Perhaps we could also ask why it is wrong to prefer an early death if the only other choices, when terminally ill, are to be a burden on others or an object of pity. Many of us see our independence and individuality as crucial to an acceptable life. We may be able to come to terms more easily with dying if we can continue to interact with others in ways that allow us to maintain our sense of personal worth.

Some of us cannot accept that we might, at the end of our lives, linger as little more than physical bodies, no longer able to truly interact with others, so that those we love can no longer remember us as we want to be remembered.

3. If good palliative care was available to all terminally ill people, there would be no demand for voluntary euthanasia.

Answer: The voluntary euthanasia movement fully supports the concept of palliative care (i.e. treatment which cannot cure but which is given to relieve pain and suffering) and believes that incurably ill patients should be offered all treatments possible to make their lives bearable. But even the Australian Association for Hospice and Palliative Care acknowledges that, "while pain and symptoms can be addressed, complete relief is not always possible in all cases, even with optimal palliative care."

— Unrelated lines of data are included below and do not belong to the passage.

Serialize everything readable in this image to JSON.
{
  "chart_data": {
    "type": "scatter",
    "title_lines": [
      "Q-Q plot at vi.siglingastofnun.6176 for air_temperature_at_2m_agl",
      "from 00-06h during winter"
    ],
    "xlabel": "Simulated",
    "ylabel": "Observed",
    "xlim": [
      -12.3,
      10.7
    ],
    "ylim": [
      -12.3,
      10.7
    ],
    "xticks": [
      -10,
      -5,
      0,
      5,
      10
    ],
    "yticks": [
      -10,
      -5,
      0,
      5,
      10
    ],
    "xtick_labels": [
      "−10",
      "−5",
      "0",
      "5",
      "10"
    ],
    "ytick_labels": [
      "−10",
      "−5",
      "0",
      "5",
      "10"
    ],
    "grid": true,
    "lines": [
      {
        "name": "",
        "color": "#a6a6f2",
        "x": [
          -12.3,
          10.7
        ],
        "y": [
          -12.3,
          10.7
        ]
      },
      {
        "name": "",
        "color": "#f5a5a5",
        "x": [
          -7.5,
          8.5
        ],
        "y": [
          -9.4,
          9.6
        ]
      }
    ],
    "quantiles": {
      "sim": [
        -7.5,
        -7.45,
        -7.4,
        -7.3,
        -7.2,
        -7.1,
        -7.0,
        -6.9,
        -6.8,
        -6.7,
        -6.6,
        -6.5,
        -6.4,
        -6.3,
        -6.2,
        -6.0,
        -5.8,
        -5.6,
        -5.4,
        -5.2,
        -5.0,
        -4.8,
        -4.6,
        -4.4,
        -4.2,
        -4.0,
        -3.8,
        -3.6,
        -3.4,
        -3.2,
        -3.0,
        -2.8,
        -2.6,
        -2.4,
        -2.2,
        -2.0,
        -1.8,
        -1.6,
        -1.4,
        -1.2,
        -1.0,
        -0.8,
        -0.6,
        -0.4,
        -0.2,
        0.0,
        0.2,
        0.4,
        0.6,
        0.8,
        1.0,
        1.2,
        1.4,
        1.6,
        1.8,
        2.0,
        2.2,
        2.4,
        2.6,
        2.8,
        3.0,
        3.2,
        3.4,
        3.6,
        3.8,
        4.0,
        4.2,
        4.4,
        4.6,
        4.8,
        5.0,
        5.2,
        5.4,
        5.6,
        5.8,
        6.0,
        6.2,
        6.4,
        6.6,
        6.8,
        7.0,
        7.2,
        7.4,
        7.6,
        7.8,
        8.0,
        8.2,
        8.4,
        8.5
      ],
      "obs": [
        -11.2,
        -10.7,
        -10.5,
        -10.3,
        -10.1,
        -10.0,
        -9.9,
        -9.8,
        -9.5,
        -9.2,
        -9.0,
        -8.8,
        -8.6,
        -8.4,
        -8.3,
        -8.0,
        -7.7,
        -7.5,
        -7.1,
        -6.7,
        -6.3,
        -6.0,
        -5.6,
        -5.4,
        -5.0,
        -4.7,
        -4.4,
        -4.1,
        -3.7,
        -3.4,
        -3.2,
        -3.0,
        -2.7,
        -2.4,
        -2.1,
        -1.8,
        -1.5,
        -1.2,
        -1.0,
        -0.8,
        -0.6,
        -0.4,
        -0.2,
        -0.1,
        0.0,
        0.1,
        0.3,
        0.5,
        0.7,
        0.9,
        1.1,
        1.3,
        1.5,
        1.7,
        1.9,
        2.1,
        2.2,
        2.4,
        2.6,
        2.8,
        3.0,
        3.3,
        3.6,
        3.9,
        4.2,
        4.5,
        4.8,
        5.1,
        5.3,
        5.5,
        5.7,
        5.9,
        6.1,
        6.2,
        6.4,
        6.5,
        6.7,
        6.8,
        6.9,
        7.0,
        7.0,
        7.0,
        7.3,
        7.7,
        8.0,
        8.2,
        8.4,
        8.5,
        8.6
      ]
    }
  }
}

Some terminal illnesses produce symptoms, such as persistent nausea, vomiting, double incontinence, extreme fatigue and paralysis, which do not necessarily respond to palliative care. Some symptoms are so severe that in order to relieve suffering, patients have to be fully sedated all the time (sometimes called "pharmacological oblivion") and are therefore unable to interact with people or with their surroundings.

4. There would be less resources given to palliative care if voluntary euthanasia was allowed.

Answer: In the Northern Territory the reverse was true. The Rights of the Terminally Ill Act included a clause about palliative care and these services were greatly improved in the Territory as a result.

Prior to the introduction of the NT's Act, it was frequently argued that, if voluntary euthanasia was introduced, resources for palliative care may actually be increased because doctors would certainly want to ensure that their patients had tried every alternative before deciding that death was the only answer to their suffering.

In fact, it is very probable that most doctors would be so reluctant to perform euthanasia that they, and the groups that represent them, would work even harder to ensure that the best possible palliative care was available for all who needed and wanted it.